Covid-19 – Les tests négatifs sont désormais valables 72 heures

Les tests négatifs seront valables pendant 72 heures, a annoncé dimanche le ministre de la Santé, Olivier Véran, dans une interview accordée au Parisien.

« Après consultation des autorités scientifiques, un dépistage négatif sera valide 72 heures et non plus 48 heures pour les non-vaccinés », a dit le ministre au quotidien.

« Ces aménagements nous permettront de faire face au mieux à la demande de tests et de démultiplier les lieux de dépistage avec la coopération des collectivités territoriales », a-t-il ajouté.

Pour les personnes ne souhaitant pas se faire vacciner, ou n’ayant pas terminé leur cycle vaccinal, un test PCR, antigénique et même un autotest permettront donc de voyager, d’aller au cinéma ou au restaurant. « Autre nouveauté : il sera possible d’effectuer des autotests supervisés par un professionnel de santé, en plus des tests antigéniques et PCR », affirme Olivier Véran. « Eux aussi seront valables 72 heures ».

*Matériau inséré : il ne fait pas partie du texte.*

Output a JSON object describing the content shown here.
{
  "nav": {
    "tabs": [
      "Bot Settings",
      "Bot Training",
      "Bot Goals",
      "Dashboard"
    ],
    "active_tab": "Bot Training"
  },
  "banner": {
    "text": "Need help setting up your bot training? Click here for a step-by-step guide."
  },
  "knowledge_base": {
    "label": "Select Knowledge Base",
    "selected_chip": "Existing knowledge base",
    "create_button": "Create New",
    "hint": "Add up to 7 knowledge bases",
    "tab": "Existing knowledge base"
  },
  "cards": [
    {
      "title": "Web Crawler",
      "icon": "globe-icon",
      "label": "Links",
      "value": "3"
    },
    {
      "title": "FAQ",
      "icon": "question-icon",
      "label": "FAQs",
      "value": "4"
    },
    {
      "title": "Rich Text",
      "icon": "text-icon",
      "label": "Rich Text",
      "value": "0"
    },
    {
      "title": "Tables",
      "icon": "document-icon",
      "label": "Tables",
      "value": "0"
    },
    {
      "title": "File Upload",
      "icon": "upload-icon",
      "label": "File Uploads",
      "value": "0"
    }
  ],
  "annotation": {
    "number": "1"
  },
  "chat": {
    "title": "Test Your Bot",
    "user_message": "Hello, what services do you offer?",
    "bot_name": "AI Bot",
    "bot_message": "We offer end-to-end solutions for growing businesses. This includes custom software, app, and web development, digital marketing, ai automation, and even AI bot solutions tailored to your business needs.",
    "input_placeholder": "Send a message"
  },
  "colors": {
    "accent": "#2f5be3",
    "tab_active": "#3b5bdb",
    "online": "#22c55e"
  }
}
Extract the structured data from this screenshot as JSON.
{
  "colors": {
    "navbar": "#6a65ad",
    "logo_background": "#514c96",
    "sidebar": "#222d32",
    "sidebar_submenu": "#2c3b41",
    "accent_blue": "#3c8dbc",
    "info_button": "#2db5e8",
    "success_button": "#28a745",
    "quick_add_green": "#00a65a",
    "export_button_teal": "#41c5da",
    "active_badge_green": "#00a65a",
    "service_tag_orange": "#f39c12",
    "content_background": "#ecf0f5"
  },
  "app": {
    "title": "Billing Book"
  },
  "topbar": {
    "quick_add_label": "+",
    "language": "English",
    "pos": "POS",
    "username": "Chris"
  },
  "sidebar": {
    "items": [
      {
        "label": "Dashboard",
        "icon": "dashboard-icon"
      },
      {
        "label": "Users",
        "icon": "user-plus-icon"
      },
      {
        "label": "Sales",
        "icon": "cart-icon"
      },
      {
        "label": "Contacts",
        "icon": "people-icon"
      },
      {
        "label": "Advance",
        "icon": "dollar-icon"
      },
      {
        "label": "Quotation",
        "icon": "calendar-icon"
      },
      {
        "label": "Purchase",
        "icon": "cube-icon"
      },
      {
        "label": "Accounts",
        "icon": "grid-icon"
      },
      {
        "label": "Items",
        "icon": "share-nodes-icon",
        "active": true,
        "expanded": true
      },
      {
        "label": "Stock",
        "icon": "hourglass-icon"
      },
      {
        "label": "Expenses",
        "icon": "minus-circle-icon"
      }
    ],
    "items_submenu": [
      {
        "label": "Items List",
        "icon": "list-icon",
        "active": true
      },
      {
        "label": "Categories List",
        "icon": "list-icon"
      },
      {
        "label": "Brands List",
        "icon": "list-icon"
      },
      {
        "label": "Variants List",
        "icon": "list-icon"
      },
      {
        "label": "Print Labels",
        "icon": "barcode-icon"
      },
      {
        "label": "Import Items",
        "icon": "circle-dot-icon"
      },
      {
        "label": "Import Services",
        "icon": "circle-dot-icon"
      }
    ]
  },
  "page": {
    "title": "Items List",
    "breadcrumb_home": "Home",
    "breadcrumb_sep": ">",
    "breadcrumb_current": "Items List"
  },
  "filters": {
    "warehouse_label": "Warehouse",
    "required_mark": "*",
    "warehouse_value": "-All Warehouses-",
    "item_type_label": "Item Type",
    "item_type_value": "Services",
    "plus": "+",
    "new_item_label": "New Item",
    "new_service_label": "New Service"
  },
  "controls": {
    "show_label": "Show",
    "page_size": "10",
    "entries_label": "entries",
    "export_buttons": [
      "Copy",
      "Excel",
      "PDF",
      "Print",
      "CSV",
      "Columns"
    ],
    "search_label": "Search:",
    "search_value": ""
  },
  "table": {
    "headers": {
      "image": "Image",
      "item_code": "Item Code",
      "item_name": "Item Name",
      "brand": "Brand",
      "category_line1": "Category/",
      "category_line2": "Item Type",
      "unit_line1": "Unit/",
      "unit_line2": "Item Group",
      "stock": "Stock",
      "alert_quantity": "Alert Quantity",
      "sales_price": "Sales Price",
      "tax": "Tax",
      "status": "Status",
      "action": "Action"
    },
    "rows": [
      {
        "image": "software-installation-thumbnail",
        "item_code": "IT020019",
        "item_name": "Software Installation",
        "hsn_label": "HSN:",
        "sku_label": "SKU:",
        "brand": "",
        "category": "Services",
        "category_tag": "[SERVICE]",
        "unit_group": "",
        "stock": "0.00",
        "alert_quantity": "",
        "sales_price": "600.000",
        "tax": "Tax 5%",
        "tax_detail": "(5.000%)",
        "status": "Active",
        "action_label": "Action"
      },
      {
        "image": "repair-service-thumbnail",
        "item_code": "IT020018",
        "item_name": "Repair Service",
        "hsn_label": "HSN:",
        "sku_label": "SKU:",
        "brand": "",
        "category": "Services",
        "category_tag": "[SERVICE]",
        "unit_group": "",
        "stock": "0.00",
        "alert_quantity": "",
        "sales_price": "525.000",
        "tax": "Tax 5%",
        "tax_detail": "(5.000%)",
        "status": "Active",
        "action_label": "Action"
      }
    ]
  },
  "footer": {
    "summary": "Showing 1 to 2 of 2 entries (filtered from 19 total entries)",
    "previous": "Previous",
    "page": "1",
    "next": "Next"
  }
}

Toujours dans les colonnes du Parisien, le ministre de la Santé a confirmé qu’il ne serait pas nécessaire de présenter un pass sanitaire pour se rendre chez son médecin généraliste. Il sera en revanche demandé pour pénétrer dans un hôpital, même s’il ne devra « en aucun cas être un frein pour accéder à des soins utiles et urgents », assure Olivier Véran.

Le décret d’application de la loi sur la gestion de la crise sanitaire est publié au Journal Officiel ici.

A partir de lundi, l’accès aux bars et restaurants, y compris en terrasse, aux établissements de santé ou encore aux transports publics pour les longs trajets sera subordonné à la présentation d’une attestation (sous format papier ou numérique), prouvant l’immunisation contre le COVID-19 (acquise après guérison ou par vaccination) ou le résultat négatif d’un test de dépistage récent du coronavirus SARS-CoV-2.

Ce « pass sanitaire » s’applique déjà depuis le 21 juillet dans les lieux culturels et de loisirs rassemblant plus de 50 personnes.

La loi met aussi en place une obligation vaccinale d’ici au 15 septembre pour les personnels susceptibles d’être en contact régulier de publics âgés ou fragiles, c’est-à-dire non seulement les soignants et professionnels du secteur de la santé ou du médico-social, mais aussi les pompiers et ambulanciers ainsi que les employés à domicile.

Ces mesures suscitent l’opposition d’une partie de la population et de certains syndicats.

Quelque 237.000 manifestants ont ainsi défilé samedi dans les rues de France pour réclamer le retrait du projet de loi.